Un pan de colline se détache et glisse sur des centaines de mètres dans un torrent de boue: en Italie, ce spectacle, diffusé en boucle à la télévision, risque de se reproduire souvent pour des raisons géologiques mais aussi à cause du développement urbain anarchique.

Toute cette semaine, des pluies torrentielles dans le sud de l'Italie ont entraîné des glissements de terrain imposants qui ont transformé en ville fantôme la localité de Maierato (2 000 habitants, tous évacués) en Calabre et vidé de la moitié de ses habitants celle de San Fratello (4 000 habitants) en Sicile.

«Il y aura toujours des glissements de terrain en Italie.
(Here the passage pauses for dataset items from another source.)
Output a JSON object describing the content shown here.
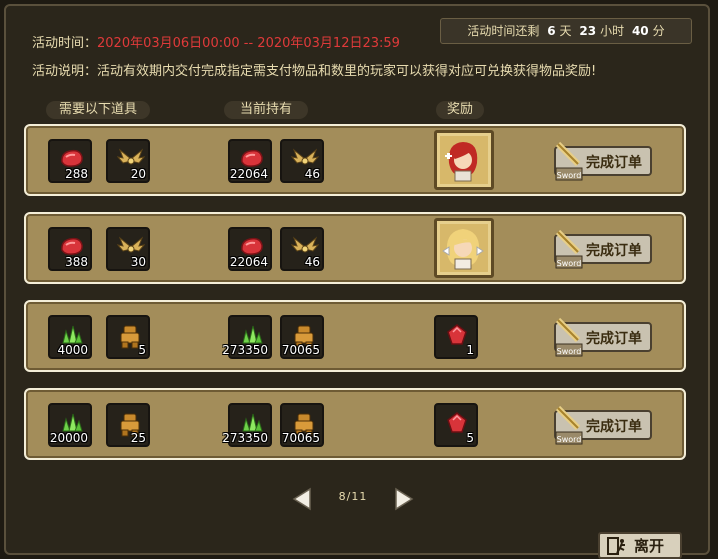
{
  "header": {
    "time_label": "活动时间：",
    "time_value": "2020年03月06日00:00 -- 2020年03月12日23:59",
    "desc_label": "活动说明：",
    "desc_value": "活动有效期内交付完成指定需支付物品和数里的玩家可以获得对应可兑换获得物品奖励!",
    "remain_label": "活动时间还剩",
    "remain_days": "6",
    "days_unit": "天",
    "remain_hours": "23",
    "hours_unit": "小时",
    "remain_minutes": "40",
    "minutes_unit": "分"
  },
  "columns": {
    "required": "需要以下道具",
    "held": "当前持有",
    "reward": "奖励"
  },
  "rows": [
    {
      "req1": "288",
      "req2": "20",
      "have1": "22064",
      "have2": "46",
      "reward_icon": "red-hair-character-portrait",
      "action": "完成订单",
      "action_sub": "Sword"
    },
    {
      "req1": "388",
      "req2": "30",
      "have1": "22064",
      "have2": "46",
      "reward_icon": "blonde-character-portrait",
      "action": "完成订单",
      "action_sub": "Sword"
    },
    {
      "req1": "4000",
      "req2": "5",
      "have1": "273350",
      "have2": "70065",
      "reward": "1",
      "reward_icon": "red-gem-icon",
      "action": "完成订单",
      "action_sub": "Sword"
    },
    {
      "req1": "20000",
      "req2": "25",
      "have1": "273350",
      "have2": "70065",
      "reward": "5",
      "reward_icon": "red-gem-icon",
      "action": "完成订单",
      "action_sub": "Sword"
    }
  ],
  "pager": {
    "label": "8/11"
  },
  "leave_label": "离开",
  "colors": {
    "accent_red": "#e03a3a",
    "row_bg": "#a38d5a"
  }
}
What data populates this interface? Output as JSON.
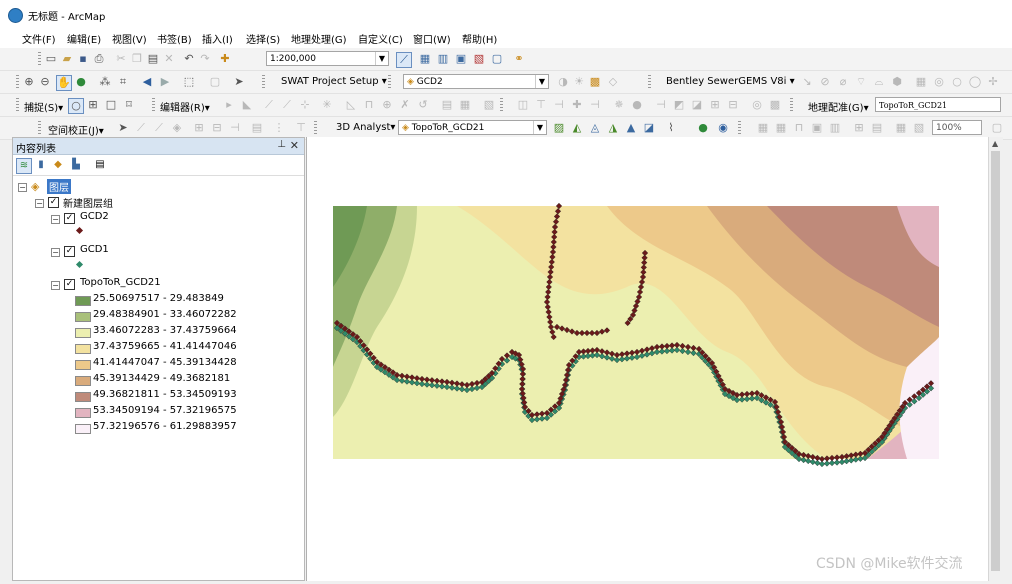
{
  "window": {
    "title": "无标题 - ArcMap"
  },
  "menu": [
    "文件(F)",
    "编辑(E)",
    "视图(V)",
    "书签(B)",
    "插入(I)",
    "选择(S)",
    "地理处理(G)",
    "自定义(C)",
    "窗口(W)",
    "帮助(H)"
  ],
  "toolbar1": {
    "scale": "1:200,000"
  },
  "toolbar2": {
    "swat": "SWAT Project Setup",
    "layer_combo": "GCD2",
    "bentley": "Bentley SewerGEMS V8i"
  },
  "toolbar3": {
    "capture": "捕捉(S)",
    "editor": "编辑器(R)",
    "georef": "地理配准(G)",
    "georef_layer": "TopoToR_GCD21"
  },
  "toolbar4": {
    "spatial_adjust": "空间校正(J)",
    "analyst3d": "3D Analyst",
    "analyst_layer": "TopoToR_GCD21",
    "zoom": "100%"
  },
  "toc": {
    "title": "内容列表",
    "root": "图层",
    "group": "新建图层组",
    "layers": [
      {
        "name": "GCD2",
        "symbol_color": "#6b1a1a"
      },
      {
        "name": "GCD1",
        "symbol_color": "#2f8a6a"
      },
      {
        "name": "TopoToR_GCD21"
      }
    ],
    "classes": [
      {
        "range": "25.50697517 - 29.483849",
        "color": "#6f9a55"
      },
      {
        "range": "29.48384901 - 33.46072282",
        "color": "#a9c07a"
      },
      {
        "range": "33.46072283 - 37.43759664",
        "color": "#ecefb0"
      },
      {
        "range": "37.43759665 - 41.41447046",
        "color": "#f3e2a0"
      },
      {
        "range": "41.41447047 - 45.39134428",
        "color": "#edc98a"
      },
      {
        "range": "45.39134429 - 49.3682181",
        "color": "#d9ab7c"
      },
      {
        "range": "49.36821811 - 53.34509193",
        "color": "#bf8a7a"
      },
      {
        "range": "53.34509194 - 57.32196575",
        "color": "#e2b4c0"
      },
      {
        "range": "57.32196576 - 61.29883957",
        "color": "#faf0f8"
      }
    ]
  },
  "watermark": "CSDN @Mike软件交流"
}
Ce qui n'est pas acceptable pour un pays développé, c'est de voir ces glissements bloquer une autoroute ou toucher un pont ou un hôpital», a déclaré à l'AFP le géologue Leonello Serva.

Selon les experts, la densité de la population dans les zones à risques et l'absence de prise de conscience des dangers géologiques contribuent à provoquer régulièrement des catastrophes.

Selon l'ISPRA, un institut qui surveille les territoires à risque du point de vue géologique, 5% de la péninsule se trouve en zone rouge.

Mais «partout où il y a une pente en Italie, vous pouvez vous attendre à un glissement de terrain», a expliqué M. Serva, chef du département de la protection des sols à l'ISPRA, car la terre sur les innombrables collines et montagnes de la péninsule est «jeune d'un point de vue géologique».

Quelque 470 000 glissements de terrain se sont produits en Italie ces 50 dernières années, a rappelé l'ISPRA (Institut supérieur pour la protection et la recherche environnementale), qui précise que 70% des communes italiennes sont soumises à un risque élevé dans le domaine hydrotechnique.

Le territoire italien est rendu encore plus fragile par les abus, le déboisement et une urbanisation irrationnelle, selon les experts.

Les régions les plus à risques, selon l'expert, sont la Calabre et la Campanie ainsi que la Sicile.

«Nous avons eu des pluies incroyables, la terre est (déjà) fragile d'un point de vue géologique et les gens ont construit depuis 40, 50 ou 100 ans leurs maisons sur des terrains susceptibles de glissement», a déploré à la télévision Raffaele Lombardo, président de la Sicile.

En octobre dernier, un glissement de terrain dans la région de Messine (est de la Sicile) avait fait une trentaine de morts et plus de 700 sinistrés.

La presse et plusieurs experts avaient dénoncé l'urbanisation anarchique dans la région et le non respect des normes de construction, jugés responsables de la tragédie.

La pire catastrophe de ces dernières décennies s'était produite en 1998 lorsque la ville de Sarno, près de Naples, avait été engloutie par deux millions de mètres cubes de boue, faisant 160 morts.

L'absence d'information et de connaissance des règles d'utilisation des sols représente aussi un sérieux problème, a déclaré à l'AFP Francesco Dramis, professeur de géomorphologie à l'Université Roma 3.

«Il est urgent d'éduquer les gens à une utilisation correcte du sol et à la légalité», a dit M. Dramis.

Les bonnes habitudes dans la construction de maisons ou dans l'agriculture ont été négligées ou oubliées et ont aggravé les déséquilibres géologiques.

«Nous perdons la culture de la terre. Avant, il y avait beaucoup plus d'agriculteurs qui savaient ce genre de choses», a conclu M. Serva.